The game was designed to be fun, but also educational, as it aided a child’s arithmetical skills and understanding of money. In the original version there were a total of 60 cards. Fifty-two cards represented different amounts of money in shillings and pence. Eight ‘sum cards’ displayed a total sum of money. Having been dealt seven money cards and one sum card, the object of the game was to discard and pick up money cards so as to acquire seven cards that added up to the amount shown on the given sum card. The scoring was based on a penalty system. The winner of each round incurred no penalty but the other players had to sum the penalty scores on each card (the smaller red figures) in their hands.
The Waddington’s 1968 version of the game followed essentially the same rules. The pack size was reduced to 54 cards – 48 playing cards and six sum-it cards. On the first release of the revised game, the decimal value of each playing card was shown in large black print and the nearest equivalent value in shillings and pence was shown in smaller red print underneath. This added extra educational value to the game at a time of change. However, though this is still included in the rules contained with the pack illustrated here, the cards do not feature the previous currency, which suggests that, after a period of adjustment, this conversion was dropped. This pack probably dates from later in the 1970s.

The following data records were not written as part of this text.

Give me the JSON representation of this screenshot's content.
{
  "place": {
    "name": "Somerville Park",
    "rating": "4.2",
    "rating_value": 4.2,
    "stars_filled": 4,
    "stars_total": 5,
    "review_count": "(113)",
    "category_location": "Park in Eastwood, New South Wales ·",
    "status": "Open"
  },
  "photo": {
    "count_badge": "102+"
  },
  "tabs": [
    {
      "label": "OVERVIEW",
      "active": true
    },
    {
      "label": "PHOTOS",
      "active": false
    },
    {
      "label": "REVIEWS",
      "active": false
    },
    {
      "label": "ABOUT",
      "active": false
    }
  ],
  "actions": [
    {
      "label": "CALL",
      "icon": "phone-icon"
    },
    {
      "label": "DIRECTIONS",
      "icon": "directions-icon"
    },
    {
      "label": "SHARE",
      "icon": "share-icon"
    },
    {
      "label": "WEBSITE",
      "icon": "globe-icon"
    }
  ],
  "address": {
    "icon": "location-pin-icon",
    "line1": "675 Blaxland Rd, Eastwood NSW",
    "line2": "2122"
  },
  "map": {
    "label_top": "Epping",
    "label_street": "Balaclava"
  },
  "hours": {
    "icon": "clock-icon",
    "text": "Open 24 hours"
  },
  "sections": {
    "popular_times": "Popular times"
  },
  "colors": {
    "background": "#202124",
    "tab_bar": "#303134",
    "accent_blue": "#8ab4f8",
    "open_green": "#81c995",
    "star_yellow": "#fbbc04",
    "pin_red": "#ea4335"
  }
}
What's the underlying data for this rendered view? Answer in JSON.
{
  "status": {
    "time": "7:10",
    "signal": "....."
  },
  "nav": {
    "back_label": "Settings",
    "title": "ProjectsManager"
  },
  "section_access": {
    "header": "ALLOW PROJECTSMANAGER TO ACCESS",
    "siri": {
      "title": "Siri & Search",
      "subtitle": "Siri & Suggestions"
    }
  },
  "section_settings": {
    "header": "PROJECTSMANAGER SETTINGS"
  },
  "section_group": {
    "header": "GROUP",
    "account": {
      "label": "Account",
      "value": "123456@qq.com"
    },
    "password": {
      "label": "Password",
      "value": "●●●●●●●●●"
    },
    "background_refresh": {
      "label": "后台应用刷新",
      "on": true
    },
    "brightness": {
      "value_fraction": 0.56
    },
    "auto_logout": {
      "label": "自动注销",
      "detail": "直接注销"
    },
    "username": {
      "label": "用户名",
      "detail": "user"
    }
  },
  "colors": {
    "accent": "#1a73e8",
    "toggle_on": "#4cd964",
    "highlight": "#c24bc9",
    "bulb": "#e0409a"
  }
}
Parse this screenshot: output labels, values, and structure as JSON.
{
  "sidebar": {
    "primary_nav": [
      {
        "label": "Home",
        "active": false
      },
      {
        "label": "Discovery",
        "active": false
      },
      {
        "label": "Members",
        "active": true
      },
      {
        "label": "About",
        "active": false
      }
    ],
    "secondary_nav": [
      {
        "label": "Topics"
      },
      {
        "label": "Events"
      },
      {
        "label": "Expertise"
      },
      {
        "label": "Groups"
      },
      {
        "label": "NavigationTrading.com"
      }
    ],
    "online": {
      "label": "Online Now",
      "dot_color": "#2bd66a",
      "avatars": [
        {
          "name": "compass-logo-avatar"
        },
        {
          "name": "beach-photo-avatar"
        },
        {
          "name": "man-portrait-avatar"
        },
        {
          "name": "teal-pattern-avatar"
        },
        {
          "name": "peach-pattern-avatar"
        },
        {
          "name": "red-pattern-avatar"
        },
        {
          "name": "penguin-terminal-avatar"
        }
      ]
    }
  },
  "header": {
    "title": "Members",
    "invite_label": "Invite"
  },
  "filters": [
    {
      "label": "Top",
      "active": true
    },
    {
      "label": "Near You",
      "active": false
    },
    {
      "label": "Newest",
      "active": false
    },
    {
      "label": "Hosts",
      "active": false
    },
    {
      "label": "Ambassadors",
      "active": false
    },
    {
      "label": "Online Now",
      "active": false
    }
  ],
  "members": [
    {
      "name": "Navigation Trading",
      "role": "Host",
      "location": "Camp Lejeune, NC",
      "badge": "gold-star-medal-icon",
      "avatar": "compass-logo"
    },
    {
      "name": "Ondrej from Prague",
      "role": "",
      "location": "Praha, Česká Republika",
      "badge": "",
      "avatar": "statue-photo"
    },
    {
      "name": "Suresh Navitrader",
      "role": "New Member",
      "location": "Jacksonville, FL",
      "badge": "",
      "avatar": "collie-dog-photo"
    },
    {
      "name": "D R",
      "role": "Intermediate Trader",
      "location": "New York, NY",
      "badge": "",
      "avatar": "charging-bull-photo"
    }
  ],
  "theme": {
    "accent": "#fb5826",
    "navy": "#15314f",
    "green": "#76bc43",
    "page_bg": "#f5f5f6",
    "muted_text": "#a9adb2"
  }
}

Under one guise or another, Waddington’s was in business from the 19th century, initially as a printing company and from 1922 as a maker of games: best known for the No.1 playing cards, board games and jigsaw puzzles. Games sold under the Waddington brand have included Monopoly, Cluedo, Buccaneer, Totopoly, Spy Ring and Go. The firm was bought by Hasbro in 1994, but the brand name still appears on jigsaw puzzles.